This weekend Soph cooked a lamb vindaloo, with a spicy dhal on the side, so I made naan bread to accompany it.
Doing naan at home without a tandoor oven is generally considered to give a very poor imitation of naan. However I’d found an America’s Test Kitchen recipe that claimed to do a reasonable job.
Unusually this bread is made in the food processor, and then fried. Normally flatbreads, like my pitas, are made in the mixer then baked.
Flour, sugar, spices (black mustard seeds, coriander seeds, cumin seeds, all crushed) and yeast are mixed together, then a mix of water, yogurt and oil poured in while the food processor is running.

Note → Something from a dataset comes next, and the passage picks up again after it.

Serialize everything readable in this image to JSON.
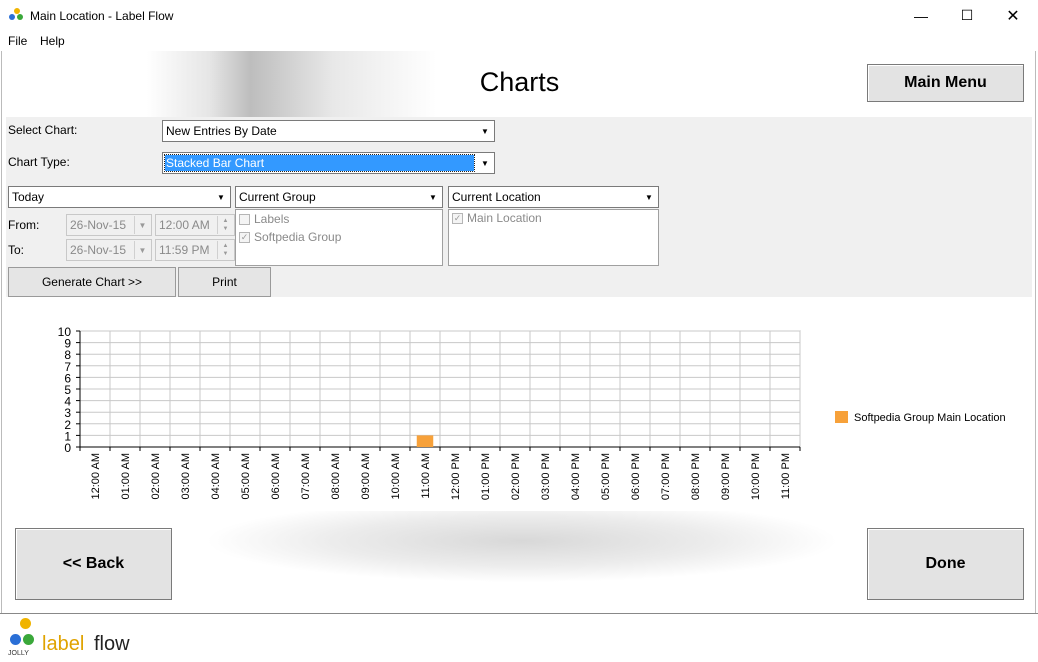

This then stands for 10 minutes to let the yeast get started before salt is added and it’s formed into a dough ball. Unfortunately I had a hiccup with the food processor and the dough managed to escape down the middle tube somehow…
I didn’t realize this had happened and added flour to bring the dough together, when really all it needed was the blade moving at the proper speed and all the mix staying in the bowl…
This dough then gets chilled. Ideally over night, but I only had a couple of hours available.
After chilling the dough is split into 4 pieces (or 3 if, like me, you lost a lot of mixture down the middle of the food processor…). This gets rolled out into naan bread shapes and then stabbed with a fork to avoid it bubbling up during cooking.
I used out big heavy frying pan, and put it on medium and gave it lots of time to get properly heated up before cooking. Before cooking I sprayed both the pan and the bread with butter spray, then cooked on both sides until it was cooked through. This was pretty quick, maybe 5 minutes total, and it got a good brown colouring on the surface (maybe burnt in places, but that’s authentic!).
Once cooked it was served with Soph’s excellent curry, and it was all delicious! OK most of that was Soph’s curry, but the naans done this way really did seem pretty authentic, certainly better than any other home naan recipe we’ve come across.
- 1/3 cup ice water
- 1/3 cup plain whole-milk yogurt
- 3 tablespoons plus 1 teaspoon vegetable oil
- 1 large egg yolk
- 2 cups (10 ounces) all-purpose flour
- 2 tsp jeera (cumin) seeds
- 1 tsp corriander seeds, crushed
- 1/2 tsp black mustard seeds
- 1 1/4 teaspoons sugar
- 1/2 teaspoon instant or rapid-rise yeast
- 1 1/4 teaspoons salt
- Butter spray
Crush all spices. Whisk water, yogurt, oil & yolk. Mix flour, yeast, spices & sugar in food processor. Add liquid to flour mix with food processor running, mix until flour is combined. Let stand for 10 minutes.
Add salt and process until a dough ball forms. Wrap in clingfilm and chill for at least an hour (overnight is better).
Heat heavy non-stick frying pan to medium. Split dough into 4 and roll out into naan shape. Stab naan repeatedly with a fork. Spray pan and bread with butter spray, and fry naan until cooked through, expecting some brown marks on the surface.
Your naans look exactly like bought ones. I suppose I should say that the other way around – “bought naans look just as good as your homemade ones”.